The burger: The Twins might not be the winning-est team in major league baseball, but Target Field has got to be one of the sport's top-performing venues. Consider the way it's always innovating in the food-and-drink front. This season's big to-do is pretty major: it's the advent of Bat & Barrel, an enormous, great-looking, open-to-everyone restaurant and bar, located on right field's Club level.
In remaking the former Metropolitan Club, executive chef Kurt Chenier tapped partnerships with Twin Cities restaurants to craft his table-service menu (the servers, by the way, are terrific, communicating with the kitchen via iPad, and the food arrives in a flash), a savvy way to connect the ballpark with the community.
There are a handful of burgers on the menu, including an impressive double-decker veggie cheeseburger using Impossible Burger patties, a plant-based product that comes remarkably close to resembling an actual grilled beef patty.
The headliner is another double-patty cheeseburger, a knife-and-fork bruiser that Chenier borrows (and tweaks, smartly) from Ike's Food & Cocktails.
At Ike's, the "Tavern Burger" calls upon a half-pound patty. But at Bat & Barrel, Chenier splits the difference, using two four-ounce patties. Why? Timing.
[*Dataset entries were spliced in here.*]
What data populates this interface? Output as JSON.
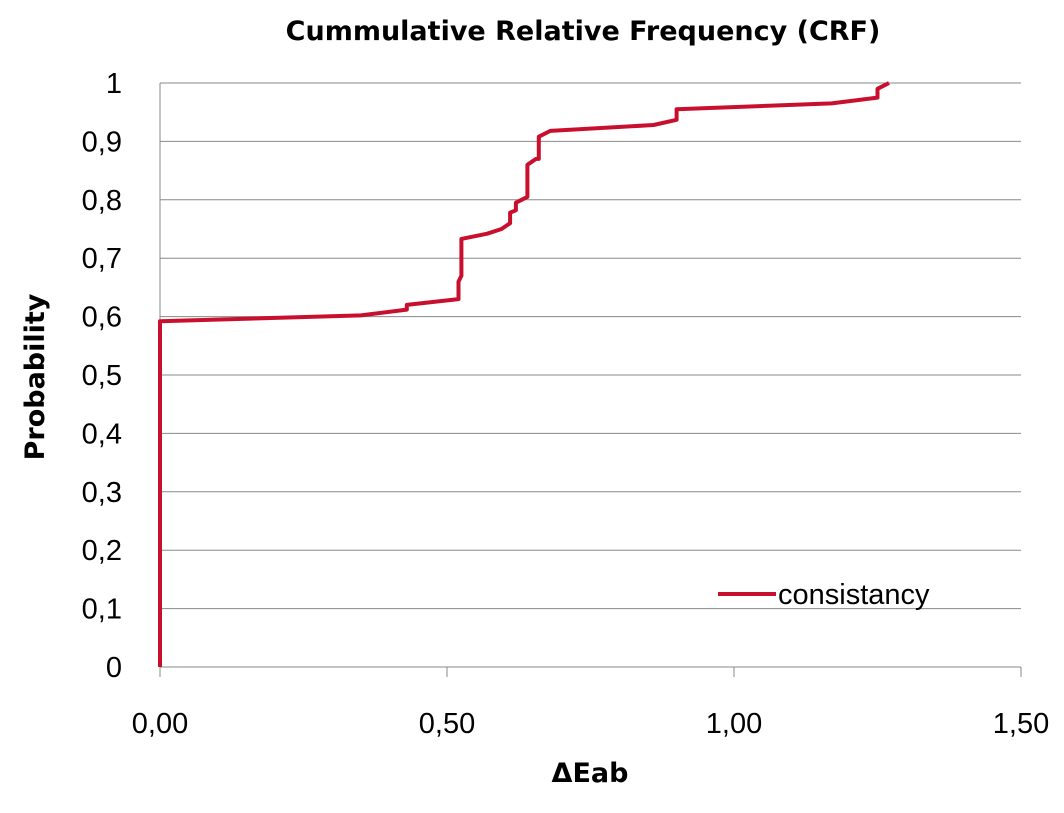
{
  "chart_data": {
    "type": "line",
    "title": "Cummulative Relative Frequency (CRF)",
    "xlabel": "ΔEab",
    "ylabel": "Probability",
    "xlim": [
      0,
      1.5
    ],
    "ylim": [
      0,
      1
    ],
    "x_ticks": [
      {
        "value": 0,
        "label": "0,00"
      },
      {
        "value": 0.5,
        "label": "0,50"
      },
      {
        "value": 1.0,
        "label": "1,00"
      },
      {
        "value": 1.5,
        "label": "1,50"
      }
    ],
    "y_ticks": [
      {
        "value": 0,
        "label": "0"
      },
      {
        "value": 0.1,
        "label": "0,1"
      },
      {
        "value": 0.2,
        "label": "0,2"
      },
      {
        "value": 0.3,
        "label": "0,3"
      },
      {
        "value": 0.4,
        "label": "0,4"
      },
      {
        "value": 0.5,
        "label": "0,5"
      },
      {
        "value": 0.6,
        "label": "0,6"
      },
      {
        "value": 0.7,
        "label": "0,7"
      },
      {
        "value": 0.8,
        "label": "0,8"
      },
      {
        "value": 0.9,
        "label": "0,9"
      },
      {
        "value": 1,
        "label": "1"
      }
    ],
    "grid": "horizontal",
    "legend_position": "bottom-right",
    "series": [
      {
        "name": "consistancy",
        "color": "#C8102E",
        "points": [
          [
            0.0,
            0.0
          ],
          [
            0.0,
            0.592
          ],
          [
            0.35,
            0.602
          ],
          [
            0.43,
            0.612
          ],
          [
            0.43,
            0.62
          ],
          [
            0.52,
            0.63
          ],
          [
            0.52,
            0.66
          ],
          [
            0.525,
            0.67
          ],
          [
            0.525,
            0.733
          ],
          [
            0.57,
            0.742
          ],
          [
            0.595,
            0.75
          ],
          [
            0.61,
            0.76
          ],
          [
            0.61,
            0.778
          ],
          [
            0.62,
            0.782
          ],
          [
            0.62,
            0.795
          ],
          [
            0.63,
            0.8
          ],
          [
            0.64,
            0.805
          ],
          [
            0.64,
            0.86
          ],
          [
            0.655,
            0.87
          ],
          [
            0.66,
            0.87
          ],
          [
            0.66,
            0.908
          ],
          [
            0.68,
            0.918
          ],
          [
            0.86,
            0.928
          ],
          [
            0.9,
            0.937
          ],
          [
            0.9,
            0.955
          ],
          [
            1.17,
            0.965
          ],
          [
            1.25,
            0.975
          ],
          [
            1.25,
            0.99
          ],
          [
            1.27,
            1.0
          ]
        ]
      }
    ]
  }
}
"On any given day, we've had 400 people walk through the door, and when the weather gets nice, I imagine we'll have up to a thousand," he said. "That's a big chunk of people. Which is why we built our menu based on speed and accuracy."
A four-ounce patty cooks in five minutes, while an eight-ounce version requires an additional three to four minutes. There are aesthetics to consider, too.
"I just think it's easier to eat a double stack rather than a single eight-ounce patty," he said.